Refusal to seriously acknowledge (or compensate people for) adverse events from vaccines
College vaccine mandates (mandating vaccination among young people at low risk of disease but in the highest risk group for vaccine myocarditis)
Vaccine mandates to get a green card for legal immigration into the US (while others coming into this country are not required to get Covid vaccines)
Long Road Ahead
It will take time to get us out of the mess we’re in now. I plan to keep reaching out and trying to bridge the gap between people who held dissenting views throughout the pandemic. We’ve all been through a difficult time, and it’s clear that there are a lot of raw emotions on both sides still, but I think earnestly listening to each other is an important step in rebuilding trust. I recommend keeping an open mind and trying to give others the benefit of the doubt as we navigate a way forward — you might find that you agree on more than you realize.
One of the biggest issues I had was the outright lying.
To pretend that they knew more than they actually knew, they lied about it. Lied about trade-offs, lied about data, just lied.
But it wasn't just the deceptions, but that they tried to otherize the people who were trying to dig into what was actually going on. In some cases, these other people may have been incorrect, but they were trying their best. In some cases, they turned out to be correct. But no, they wanted grandma to die, you see.
They are going to have a difficult time rebuilding trust if it's not just that they say, "Sorry, we were wrong, we shouldn't have done that" (they're still making excuses -- some won't go that far), but that they say, "We won't do it next time." -- some may say the first, but not the second. We can't trust it won't happen again. They'll lie again if they feel they want to wield that power. It's for our own good, you see.
Even if they're wrong. Again. Because they're the experts.
I continue to really appreciate what you are both doing here but when taking a step back some of the dynamics are really strange, aren't they?
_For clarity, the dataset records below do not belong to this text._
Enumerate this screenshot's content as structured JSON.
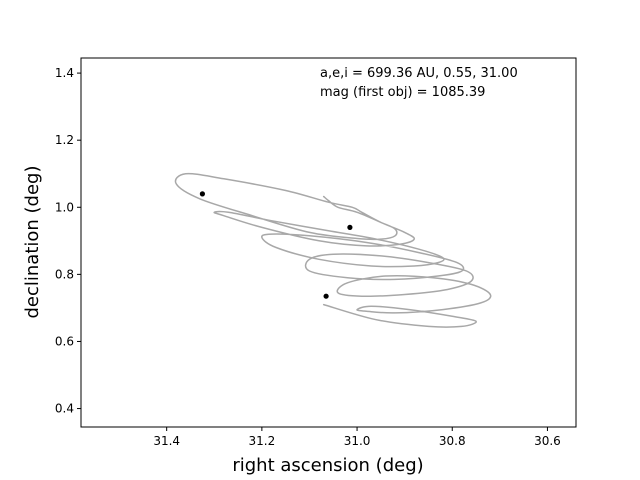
{
  "chart_data": {
    "type": "line",
    "title": "",
    "xlabel": "right ascension (deg)",
    "ylabel": "declination (deg)",
    "xlim": [
      31.58,
      30.54
    ],
    "ylim": [
      0.345,
      1.445
    ],
    "x_inverted": true,
    "grid": false,
    "legend": "none",
    "x_ticks": [
      31.4,
      31.2,
      31.0,
      30.8,
      30.6
    ],
    "x_tick_labels": [
      "31.4",
      "31.2",
      "31.0",
      "30.8",
      "30.6"
    ],
    "y_ticks": [
      0.4,
      0.6,
      0.8,
      1.0,
      1.2,
      1.4
    ],
    "y_tick_labels": [
      "0.4",
      "0.6",
      "0.8",
      "1.0",
      "1.2",
      "1.4"
    ],
    "annotations": [
      "a,e,i = 699.36 AU, 0.55, 31.00",
      "mag (first obj) = 1085.39"
    ],
    "series": [
      {
        "color": "#a8a8a8",
        "x": [
          31.07,
          31.06,
          31.04,
          31.0,
          30.95,
          30.92,
          30.92,
          30.95,
          31.0,
          31.1,
          31.22,
          31.33,
          31.38,
          31.36,
          31.28,
          31.15,
          31.06,
          31.01,
          30.99,
          30.95,
          30.9,
          30.88,
          30.91,
          30.98,
          31.08,
          31.2,
          31.28,
          31.3,
          31.27,
          31.18,
          31.06,
          30.96,
          30.87,
          30.82,
          30.83,
          30.88,
          30.97,
          31.08,
          31.17,
          31.2,
          31.18,
          31.1,
          30.98,
          30.87,
          30.79,
          30.78,
          30.83,
          30.92,
          31.02,
          31.1,
          31.1,
          31.05,
          30.95,
          30.85,
          30.77,
          30.76,
          30.81,
          30.9,
          30.99,
          31.04,
          31.02,
          30.94,
          30.84,
          30.76,
          30.72,
          30.74,
          30.82,
          30.92,
          30.98,
          31.0,
          30.97,
          30.89,
          30.8,
          30.75,
          30.78,
          30.85,
          30.96,
          31.07
        ],
        "y": [
          1.032,
          1.02,
          1.0,
          0.985,
          0.955,
          0.935,
          0.915,
          0.905,
          0.907,
          0.925,
          0.975,
          1.025,
          1.07,
          1.1,
          1.085,
          1.05,
          1.015,
          1.0,
          0.985,
          0.955,
          0.925,
          0.905,
          0.89,
          0.885,
          0.9,
          0.94,
          0.975,
          0.985,
          0.985,
          0.96,
          0.93,
          0.905,
          0.875,
          0.85,
          0.835,
          0.825,
          0.825,
          0.845,
          0.88,
          0.91,
          0.92,
          0.915,
          0.895,
          0.865,
          0.835,
          0.81,
          0.795,
          0.785,
          0.79,
          0.81,
          0.845,
          0.86,
          0.855,
          0.835,
          0.81,
          0.78,
          0.755,
          0.74,
          0.735,
          0.745,
          0.775,
          0.795,
          0.79,
          0.77,
          0.74,
          0.715,
          0.695,
          0.685,
          0.69,
          0.695,
          0.705,
          0.695,
          0.675,
          0.66,
          0.645,
          0.645,
          0.665,
          0.71
        ]
      }
    ],
    "markers": [
      {
        "x": 31.325,
        "y": 1.04
      },
      {
        "x": 31.015,
        "y": 0.94
      },
      {
        "x": 31.065,
        "y": 0.735
      }
    ]
  }
}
For example, the idea that we must show "public health" officialdom that those with dissenting views were data driven and not bent on destruction or whatever (similarly, Dr. Jetelina's statement in the original piece that she was initially surprised she could have a civil and productive dialog with you (!))... I mean, is public health a serious profession and field of study? Or some kind of insular and emotionally fragile club?
Because in most serious professions / fields of study the ability to consider and incorporate alternate views is pretty baseline. As their reflection continues (at its glacial pace) I hope they will consider there might be something fundamentally awry in the epistemological state of either the field itself, or the majority of its contemporary practictioners.